Niezwykle ujęła mnie subtelność i delikatność, z jaką Sautet potraktował to kruche uczucie, umarłe, nim zdążyło się naprawdę narodzić. I nie było to niczyją winą - któreś z nich po prostu zjawiło się na tym świecie zbyt późno, któreś zbyt wcześnie... A może tak właśnie, jak się stało, stało się dobrze? Kto wie? Być może ta miłość, spełniona w jednym bolesnym uścisku, w jednym spojrzeniu, miała każdemu z nich coś ważnego uświadomić?
To piękne, że ten dojrzały mężczyzna, mimo targających nim namiętności, potrafił uszanować młodość Nelly, jej prawo wyboru. Zdawał sobie sprawę ze swej przegranej pozycji i pogodził się z nią mimo cierpień, jakich mu przysparzała, nie decydując się na żaden fałszywy ruch. Wiem, że Nelly to doceniła, zrozumiała, zbyt późno, niestety. A może... w samą porę? Skoro nie miała szansy ta miłość, a ta historia - prawdziwie szczęśliwego rozwiązania...

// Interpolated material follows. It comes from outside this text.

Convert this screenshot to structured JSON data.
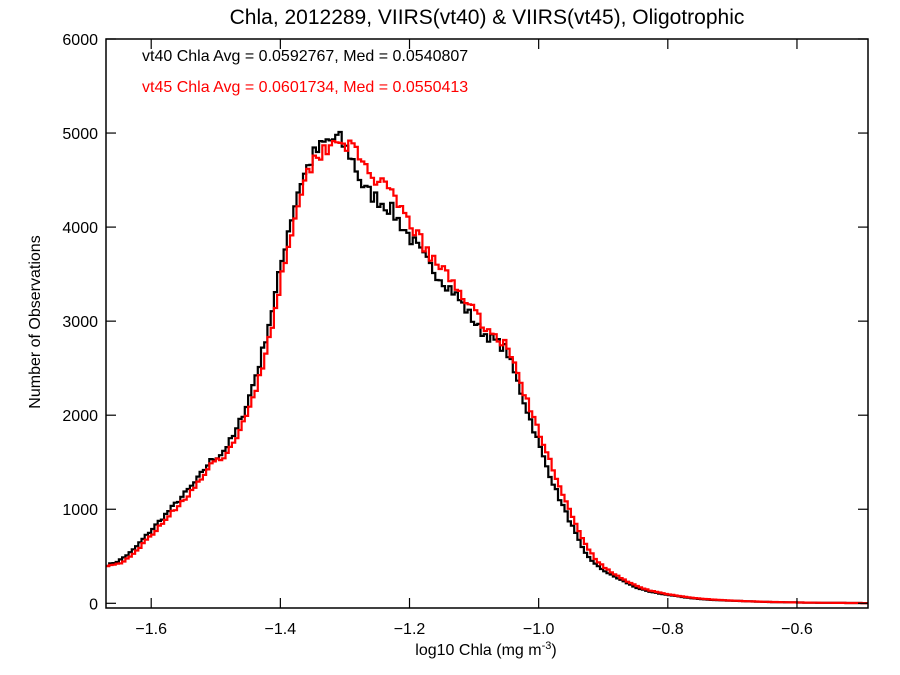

Pięknie to napisałaś. W samo sedno... dokładnie tak odebrałam ten film. Brakuje mi tak pięknych filmów o przemijaniu, młodości w zderzeniu ze "starością". Tak subtelnych, wciągających i pozostawiających nas w zamyśleniu. Michel Serrault - brawa. Bardzo przekonywająco zagrał tę postac.